Speculation and rumors are bound to fly when a heavily guarded medical facility employing U.S. Army officers, and to which journalists are barred entry, appears in a community. The U.S. Army’s involvement in medical research in Kenya is no secret. It began more than 40 years ago. Kenya is no stranger to world-class medical research. It’s as much a hub of medical research as it is of information and communication technology development. Nairobi, the capital, houses the Kenya Medical Research Institute, one of the world’s leading centers of excellence in human health research. KEMRI, as the institute is known, is a state corporation. Established under the Science and Technology (Amendment) Act of 1979, it comprises several research centers, each of which specializes in a nationally determined priority area, such as biotechnology, microbiology, infectious and parasitic diseases, and traditional medicine. It also has under its umbrella the Eastern and Southern Africa Centre of International Parasite Control and the KEMRI Graduate School of Health Sciences.
Last August, the U.S. Centers for Disease Control and Prevention awarded the first $7 million of a $35 million five-year grant to a joint project of KEMRI and the University of California, San Francisco, for the care and support of people affected by HIV/AIDS in Kenya. This month, the institute inaugurates the KEMRI Annual Scientific and Health Conference (Feb. 9–11) in Nairobi, where institute scientists will join other local counterparts to discuss each other’s research and findings in the context of improving the health of Kenyans.
Nairobi is also home to the African Medical Research Foundation, another top health development and research organization on the continent, born out of the still-operating Flying Doctors of East Africa Service launched by three British surgeons in 1957 in the foothills of Mt. Kilimanjaro. AMREF’s mission is “to ensure that every African can enjoy the right to good health by creating vibrant networks of informed communities that work with empowered health-care providers in strong health systems.” The foundation’s Health Resource Centre is the biggest in sub-Saharan Africa; its Virtual Nursing School is one of the top nursing schools in Kenya; and its International Training Center, with its award-winning e-learning program, each year trains more than 10,000 health workers who serve in some of the most remote corners of the continent.

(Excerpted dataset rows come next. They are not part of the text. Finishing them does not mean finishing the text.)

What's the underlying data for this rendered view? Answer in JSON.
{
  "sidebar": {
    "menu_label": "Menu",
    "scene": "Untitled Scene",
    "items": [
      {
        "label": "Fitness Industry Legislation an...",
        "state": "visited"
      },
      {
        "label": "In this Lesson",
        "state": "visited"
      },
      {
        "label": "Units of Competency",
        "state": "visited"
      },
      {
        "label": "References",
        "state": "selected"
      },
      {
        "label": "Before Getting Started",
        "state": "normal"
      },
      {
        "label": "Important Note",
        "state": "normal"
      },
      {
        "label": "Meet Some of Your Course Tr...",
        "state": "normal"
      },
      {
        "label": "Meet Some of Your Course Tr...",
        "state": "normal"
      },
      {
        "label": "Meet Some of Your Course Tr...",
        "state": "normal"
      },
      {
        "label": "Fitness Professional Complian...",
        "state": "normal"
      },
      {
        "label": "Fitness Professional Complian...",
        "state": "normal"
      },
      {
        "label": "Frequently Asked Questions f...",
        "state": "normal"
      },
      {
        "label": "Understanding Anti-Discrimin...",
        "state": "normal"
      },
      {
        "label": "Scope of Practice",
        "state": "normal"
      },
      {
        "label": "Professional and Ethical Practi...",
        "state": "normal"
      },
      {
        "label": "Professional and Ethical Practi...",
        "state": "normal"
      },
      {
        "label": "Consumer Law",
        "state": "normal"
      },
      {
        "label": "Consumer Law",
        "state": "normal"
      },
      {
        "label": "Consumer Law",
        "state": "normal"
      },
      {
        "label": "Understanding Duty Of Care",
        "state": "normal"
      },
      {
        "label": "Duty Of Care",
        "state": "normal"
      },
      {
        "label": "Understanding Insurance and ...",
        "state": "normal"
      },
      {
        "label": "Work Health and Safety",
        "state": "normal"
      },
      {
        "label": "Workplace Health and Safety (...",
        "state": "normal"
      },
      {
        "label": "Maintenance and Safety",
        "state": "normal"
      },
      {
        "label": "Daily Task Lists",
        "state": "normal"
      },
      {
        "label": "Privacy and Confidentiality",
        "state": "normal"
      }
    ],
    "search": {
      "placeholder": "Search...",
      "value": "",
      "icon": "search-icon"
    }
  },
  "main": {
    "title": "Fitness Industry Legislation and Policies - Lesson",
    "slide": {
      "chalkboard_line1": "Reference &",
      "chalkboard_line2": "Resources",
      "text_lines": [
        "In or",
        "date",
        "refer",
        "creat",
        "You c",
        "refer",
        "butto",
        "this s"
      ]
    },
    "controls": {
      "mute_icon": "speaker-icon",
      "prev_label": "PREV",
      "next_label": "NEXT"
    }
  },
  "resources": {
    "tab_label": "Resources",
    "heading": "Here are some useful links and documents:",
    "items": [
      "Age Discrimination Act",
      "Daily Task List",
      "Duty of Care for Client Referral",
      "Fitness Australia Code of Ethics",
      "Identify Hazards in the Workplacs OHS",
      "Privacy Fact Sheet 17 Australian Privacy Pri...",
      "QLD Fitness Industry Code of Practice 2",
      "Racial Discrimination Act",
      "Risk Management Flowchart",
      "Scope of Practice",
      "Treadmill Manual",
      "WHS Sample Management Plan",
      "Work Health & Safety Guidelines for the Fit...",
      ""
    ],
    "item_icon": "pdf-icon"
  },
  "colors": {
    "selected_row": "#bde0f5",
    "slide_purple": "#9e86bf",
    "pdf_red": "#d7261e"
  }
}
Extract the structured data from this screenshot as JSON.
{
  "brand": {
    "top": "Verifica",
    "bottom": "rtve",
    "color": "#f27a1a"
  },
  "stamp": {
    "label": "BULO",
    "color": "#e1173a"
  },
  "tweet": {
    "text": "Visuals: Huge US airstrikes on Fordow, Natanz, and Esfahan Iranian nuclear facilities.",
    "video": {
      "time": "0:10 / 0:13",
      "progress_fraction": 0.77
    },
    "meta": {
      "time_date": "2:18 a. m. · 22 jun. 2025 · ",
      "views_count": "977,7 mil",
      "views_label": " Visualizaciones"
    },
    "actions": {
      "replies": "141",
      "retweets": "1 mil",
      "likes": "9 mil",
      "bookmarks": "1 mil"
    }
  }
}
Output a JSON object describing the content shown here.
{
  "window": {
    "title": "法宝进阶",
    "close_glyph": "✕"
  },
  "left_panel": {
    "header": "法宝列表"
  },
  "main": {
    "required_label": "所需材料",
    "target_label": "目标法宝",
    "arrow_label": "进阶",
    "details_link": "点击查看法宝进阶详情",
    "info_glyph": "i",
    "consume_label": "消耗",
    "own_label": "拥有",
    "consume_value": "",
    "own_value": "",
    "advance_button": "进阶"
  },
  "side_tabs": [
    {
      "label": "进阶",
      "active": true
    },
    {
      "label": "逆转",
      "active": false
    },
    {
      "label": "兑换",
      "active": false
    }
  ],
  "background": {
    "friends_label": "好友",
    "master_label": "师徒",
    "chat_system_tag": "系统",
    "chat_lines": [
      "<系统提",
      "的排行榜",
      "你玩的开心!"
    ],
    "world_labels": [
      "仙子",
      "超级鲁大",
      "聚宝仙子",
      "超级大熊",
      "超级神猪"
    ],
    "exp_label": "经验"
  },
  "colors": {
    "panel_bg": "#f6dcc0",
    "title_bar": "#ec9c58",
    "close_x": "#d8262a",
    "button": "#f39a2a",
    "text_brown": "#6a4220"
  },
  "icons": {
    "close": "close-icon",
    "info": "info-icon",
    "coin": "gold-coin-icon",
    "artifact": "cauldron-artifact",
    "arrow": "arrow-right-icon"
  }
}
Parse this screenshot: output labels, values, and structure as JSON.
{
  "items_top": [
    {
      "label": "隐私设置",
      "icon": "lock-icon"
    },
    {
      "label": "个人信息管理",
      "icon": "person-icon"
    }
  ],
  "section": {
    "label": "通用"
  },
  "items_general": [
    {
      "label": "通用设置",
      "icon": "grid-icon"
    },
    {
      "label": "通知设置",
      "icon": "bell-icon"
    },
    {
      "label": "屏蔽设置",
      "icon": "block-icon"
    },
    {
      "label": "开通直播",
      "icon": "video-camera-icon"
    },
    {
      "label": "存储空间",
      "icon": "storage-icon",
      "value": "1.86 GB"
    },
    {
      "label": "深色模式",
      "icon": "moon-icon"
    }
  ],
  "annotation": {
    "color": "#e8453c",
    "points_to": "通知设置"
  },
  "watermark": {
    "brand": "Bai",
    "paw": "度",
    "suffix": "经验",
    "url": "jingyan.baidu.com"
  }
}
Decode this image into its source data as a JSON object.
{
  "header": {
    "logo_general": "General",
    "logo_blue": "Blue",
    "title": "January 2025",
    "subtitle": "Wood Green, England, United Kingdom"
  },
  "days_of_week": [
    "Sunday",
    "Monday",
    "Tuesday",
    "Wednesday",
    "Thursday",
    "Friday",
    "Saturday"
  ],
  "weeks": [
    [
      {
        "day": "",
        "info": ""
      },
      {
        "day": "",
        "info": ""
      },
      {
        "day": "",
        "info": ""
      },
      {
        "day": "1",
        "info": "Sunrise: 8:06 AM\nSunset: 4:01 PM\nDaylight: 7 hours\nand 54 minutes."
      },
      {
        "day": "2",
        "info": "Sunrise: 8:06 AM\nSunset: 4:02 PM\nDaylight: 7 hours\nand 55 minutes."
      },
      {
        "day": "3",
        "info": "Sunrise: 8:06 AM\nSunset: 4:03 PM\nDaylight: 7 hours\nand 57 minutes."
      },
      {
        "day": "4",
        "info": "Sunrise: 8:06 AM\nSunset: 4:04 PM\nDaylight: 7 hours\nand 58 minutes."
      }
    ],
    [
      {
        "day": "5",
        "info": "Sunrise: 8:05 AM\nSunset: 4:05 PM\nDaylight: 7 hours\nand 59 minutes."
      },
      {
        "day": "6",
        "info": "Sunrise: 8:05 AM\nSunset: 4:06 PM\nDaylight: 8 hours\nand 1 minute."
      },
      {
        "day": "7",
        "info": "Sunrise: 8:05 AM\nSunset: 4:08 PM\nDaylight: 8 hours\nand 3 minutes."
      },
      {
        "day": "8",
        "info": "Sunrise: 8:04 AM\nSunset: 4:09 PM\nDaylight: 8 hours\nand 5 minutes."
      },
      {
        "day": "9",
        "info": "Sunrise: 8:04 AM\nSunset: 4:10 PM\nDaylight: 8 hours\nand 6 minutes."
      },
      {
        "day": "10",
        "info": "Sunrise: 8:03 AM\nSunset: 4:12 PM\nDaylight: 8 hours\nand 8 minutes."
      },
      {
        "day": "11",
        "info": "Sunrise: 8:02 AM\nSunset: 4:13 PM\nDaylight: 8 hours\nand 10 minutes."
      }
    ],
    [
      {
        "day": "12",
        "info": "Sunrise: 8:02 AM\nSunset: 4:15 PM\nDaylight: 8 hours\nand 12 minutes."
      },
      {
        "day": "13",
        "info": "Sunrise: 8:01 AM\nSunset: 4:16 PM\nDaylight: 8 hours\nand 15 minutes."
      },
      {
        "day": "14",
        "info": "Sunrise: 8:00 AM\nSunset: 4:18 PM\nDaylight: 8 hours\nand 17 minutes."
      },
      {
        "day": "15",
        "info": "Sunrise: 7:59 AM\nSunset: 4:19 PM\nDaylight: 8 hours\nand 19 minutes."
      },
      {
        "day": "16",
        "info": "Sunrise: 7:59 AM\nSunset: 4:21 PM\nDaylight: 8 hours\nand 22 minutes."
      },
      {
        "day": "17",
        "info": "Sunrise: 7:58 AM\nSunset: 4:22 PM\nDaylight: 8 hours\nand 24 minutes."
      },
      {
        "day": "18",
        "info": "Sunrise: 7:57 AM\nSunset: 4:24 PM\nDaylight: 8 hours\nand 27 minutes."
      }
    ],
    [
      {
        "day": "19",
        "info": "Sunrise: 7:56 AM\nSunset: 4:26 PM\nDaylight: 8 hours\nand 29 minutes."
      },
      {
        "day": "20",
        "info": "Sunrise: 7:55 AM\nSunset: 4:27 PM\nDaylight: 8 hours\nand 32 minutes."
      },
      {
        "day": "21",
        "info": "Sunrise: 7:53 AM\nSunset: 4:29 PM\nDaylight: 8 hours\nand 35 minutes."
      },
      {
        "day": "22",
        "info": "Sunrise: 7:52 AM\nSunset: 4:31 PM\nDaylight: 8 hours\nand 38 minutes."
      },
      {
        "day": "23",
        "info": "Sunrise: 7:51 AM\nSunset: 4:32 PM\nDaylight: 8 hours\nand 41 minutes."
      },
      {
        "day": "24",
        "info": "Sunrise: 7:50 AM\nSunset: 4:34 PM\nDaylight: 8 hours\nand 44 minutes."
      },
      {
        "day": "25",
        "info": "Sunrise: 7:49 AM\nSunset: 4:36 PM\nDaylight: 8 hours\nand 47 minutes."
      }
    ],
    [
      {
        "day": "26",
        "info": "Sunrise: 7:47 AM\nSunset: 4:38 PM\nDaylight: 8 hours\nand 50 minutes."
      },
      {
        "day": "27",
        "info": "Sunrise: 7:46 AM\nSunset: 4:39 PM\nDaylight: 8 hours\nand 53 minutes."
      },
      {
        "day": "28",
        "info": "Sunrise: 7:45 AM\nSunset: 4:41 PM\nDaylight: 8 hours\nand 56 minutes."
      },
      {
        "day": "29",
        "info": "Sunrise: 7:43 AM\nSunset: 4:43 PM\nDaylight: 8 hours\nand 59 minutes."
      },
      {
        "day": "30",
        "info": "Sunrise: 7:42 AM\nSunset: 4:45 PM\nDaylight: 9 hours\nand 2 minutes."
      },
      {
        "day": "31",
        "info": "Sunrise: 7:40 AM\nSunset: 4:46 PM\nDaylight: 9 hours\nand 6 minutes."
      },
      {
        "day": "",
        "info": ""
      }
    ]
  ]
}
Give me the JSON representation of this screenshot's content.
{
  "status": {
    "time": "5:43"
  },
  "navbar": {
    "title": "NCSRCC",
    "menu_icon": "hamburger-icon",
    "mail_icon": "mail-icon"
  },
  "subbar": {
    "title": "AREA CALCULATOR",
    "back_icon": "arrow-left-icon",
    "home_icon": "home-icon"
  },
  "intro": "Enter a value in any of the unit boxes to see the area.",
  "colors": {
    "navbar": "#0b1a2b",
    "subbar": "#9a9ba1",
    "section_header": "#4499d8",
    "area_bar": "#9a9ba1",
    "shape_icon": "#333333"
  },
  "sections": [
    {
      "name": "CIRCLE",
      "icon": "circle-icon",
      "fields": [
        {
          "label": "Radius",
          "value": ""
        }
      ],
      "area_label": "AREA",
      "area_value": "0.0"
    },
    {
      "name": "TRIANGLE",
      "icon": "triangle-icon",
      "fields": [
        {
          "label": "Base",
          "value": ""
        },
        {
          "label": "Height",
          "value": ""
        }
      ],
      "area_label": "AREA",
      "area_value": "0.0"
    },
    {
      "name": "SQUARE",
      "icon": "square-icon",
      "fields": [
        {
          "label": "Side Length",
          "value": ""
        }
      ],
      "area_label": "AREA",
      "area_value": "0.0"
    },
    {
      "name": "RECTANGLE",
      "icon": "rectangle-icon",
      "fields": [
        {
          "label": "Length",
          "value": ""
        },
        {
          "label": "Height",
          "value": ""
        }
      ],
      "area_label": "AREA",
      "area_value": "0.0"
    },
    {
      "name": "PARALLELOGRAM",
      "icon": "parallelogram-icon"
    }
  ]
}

Then there’s the U.S. Army Medical Research Unit-Kenya, parent of the Kericho clinic stormed by police in January. Activated in 1969 to study trypanosomiasis, at the invitation of the Kenyan government, USAMRU-Kenya is categorized as a “special foreign activity” of Washington, D.C.’s Walter Reed Army Institute of Research. It’s affiliated with KEMRI through a “Cooperative Agreement.” Today, U.S. soldiers, Army civilians and contracted Kenyan doctors, nurses, scientists and laboratory technicians work at the unit to develop and test “improved means for predicting, detecting, preventing and treating infectious disease threats” to U.S. soldiers and civilians in East Africa. In addition to laboratories in Nairobi, the unit has field sites in western Kenya, including Kericho, that focus on malaria and HIV/AIDS.
With the establishment in 2008 of U.S. Army Africa as the Army service component command for U.S. Africa Command, USAMRU-Kenya now coordinates its missions with Army initiatives on the continent. This is a huge deal for U.S. Army brass. They say: “Gaining knowledge from medical soldiers already serving in Africa raises U.S. Army Africa’s ability to work toward its goal of bringing positive change to the continent. By building capacity within partner nations — to include working toward the detection, prevention and treatment of diseases — the U.S. Army also maintains valuable allies in Africa, key to supporting stability on the continent.”